Saturday, December 19, 2009

Say Good-Bye To Writer's Block REPRINTED

Dan Bronzite is the editor of ScriptTips Ezine, and CEO of Movie Outline Software. Recently Dan asked if he could reprint an article I wrote a while back on the relationship between writer's block and the moral premise. I said yes, and as the article was released this past week. The link to the article (Say Good-Bye to Writer's Block) is here:

Dan wrote again and said:
Thanks again for allowing us to republish your article which will feature in this month’s ezine. ...I read your article again and I have to say.. it really is great.  I think even your article has the “Moral Premise” because it is not just flimsy, superficial advice, it really gets to the heart of the issue.
He offered to give me another spot in a later issue, that I'll take him up on.

So, I read my own article again; it does a good job of summarizing the importance of following a true moral premise in anyone's life-story, and I was reminded of something, that Dara Marks in Inside Story writes about. Too often we embrace a "position" or "policy" that is more about not offending someone's contrary views, than it is about embracing what is true. We falsely believe that one value is as good as another. But all story tellers knows that's nuts.

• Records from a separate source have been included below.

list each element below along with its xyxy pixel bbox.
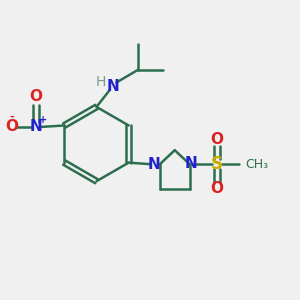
Text: O: O [30, 89, 43, 104]
Text: S: S [211, 155, 223, 173]
Text: CH₃: CH₃ [245, 158, 268, 171]
Text: N: N [30, 119, 43, 134]
Text: O: O [5, 119, 18, 134]
Text: O: O [211, 181, 224, 196]
Text: N: N [106, 79, 119, 94]
Text: +: + [39, 115, 47, 124]
Text: N: N [148, 157, 160, 172]
Text: H: H [95, 75, 106, 88]
Text: -: - [9, 112, 14, 122]
Text: N: N [185, 156, 197, 171]
Text: O: O [211, 132, 224, 147]
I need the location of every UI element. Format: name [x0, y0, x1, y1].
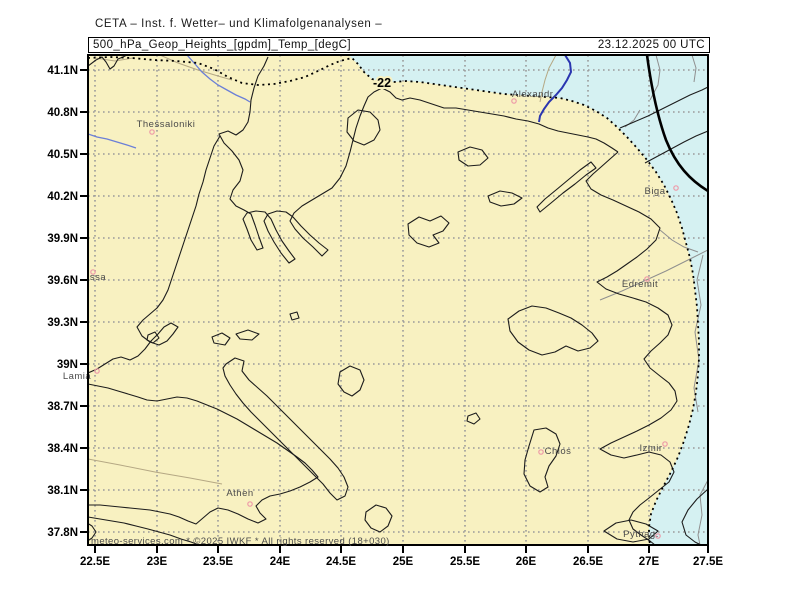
lon-tick-label: 27E — [639, 556, 660, 568]
lon-tick-label: 23E — [147, 556, 168, 568]
river-aliakmonas — [88, 133, 137, 149]
lon-tick-label: 26.5E — [573, 556, 603, 568]
river-axios — [186, 55, 251, 103]
city-label: Pythag. — [623, 529, 659, 540]
city-marker — [94, 368, 100, 374]
lat-tick-label: 41.1N — [47, 65, 78, 77]
lon-tick-label: 24.5E — [326, 556, 356, 568]
city-label: Thessaloniki — [137, 119, 196, 130]
city-label: Lamia — [63, 371, 92, 382]
lat-tick-label: 40.5N — [47, 149, 78, 161]
city-marker — [655, 533, 661, 539]
city-marker — [644, 276, 650, 282]
city-marker — [149, 129, 155, 135]
lon-tick-label: 23.5E — [203, 556, 233, 568]
lat-tick-label: 38.4N — [47, 443, 78, 455]
chart-datetime-label: 23.12.2025 00 UTC — [597, 39, 705, 51]
city-marker — [247, 501, 253, 507]
city-label: ssa — [90, 272, 107, 283]
lon-tick-label: 22.5E — [80, 556, 110, 568]
lon-tick-label: 24E — [270, 556, 291, 568]
city-label: Chios — [545, 446, 572, 457]
lat-tick-label: 39.6N — [47, 275, 78, 287]
city-label: Edremit — [622, 279, 658, 290]
lat-tick-label: 38.1N — [47, 485, 78, 497]
coastlines — [88, 55, 708, 545]
attribution-text: meteo-services.com * ©2025 IWKF * All ri… — [91, 536, 390, 547]
land-fill — [88, 55, 708, 545]
lon-tick-label: 26E — [516, 556, 537, 568]
map-frame — [87, 54, 709, 546]
isotherm-minus22-line — [88, 56, 700, 545]
city-label: Athen — [226, 488, 253, 499]
city-marker — [90, 269, 96, 275]
chart-header-bar: 500_hPa_Geop_Heights_[gpdm]_Temp_[degC] … — [88, 37, 710, 53]
city-label: Biga — [644, 186, 665, 197]
lat-tick-label: 39.9N — [47, 233, 78, 245]
city-label: Izmir — [639, 443, 662, 454]
city-marker — [511, 98, 517, 104]
graticule-grid — [88, 55, 708, 545]
isotherm-value-label: -22 — [373, 76, 391, 90]
lat-tick-label: 38.7N — [47, 401, 78, 413]
lat-tick-label: 40.8N — [47, 107, 78, 119]
city-label: Alexandr. — [512, 89, 556, 100]
rivers — [88, 55, 573, 149]
chart-product-label: 500_hPa_Geop_Heights_[gpdm]_Temp_[degC] — [93, 39, 351, 51]
lon-tick-label: 25.5E — [450, 556, 480, 568]
page-title: CETA – Inst. f. Wetter– und Klimafolgena… — [95, 18, 383, 30]
city-marker — [538, 449, 544, 455]
city-marker — [662, 441, 668, 447]
geopotential-contour — [645, 55, 708, 193]
lon-tick-label: 27.5E — [693, 556, 723, 568]
city-marker — [673, 185, 679, 191]
lat-tick-label: 39N — [57, 359, 78, 371]
lat-tick-label: 37.8N — [47, 527, 78, 539]
lat-tick-label: 39.3N — [47, 317, 78, 329]
river-evros — [538, 55, 573, 123]
lat-tick-label: 40.2N — [47, 191, 78, 203]
lon-tick-label: 25E — [393, 556, 414, 568]
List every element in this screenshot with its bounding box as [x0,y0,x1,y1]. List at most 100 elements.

There are many issues facing the political scene today that are more about tolerating things that are false or even evil, just so we don't offend another person's beliefs or values. The problem with that is that the other person's beliefs or values may actually be harmful to themselves and others.  The Catholic Church is often lambasted for objecting to various lifestyles and behaviors; the criticism is that the Church is not tolerant. As if tolerance of things that are contrary to natural law, what is true, or what is evil is somehow a virtue. "Tolerance of evil" is a false theme. It will not only destroy you but your story as well.

So, our telling of stories that connect with wide general audiences need to be about things that are true. Pursue what is good, true, and beautiful. And not everything open to a character these days fits into those categories.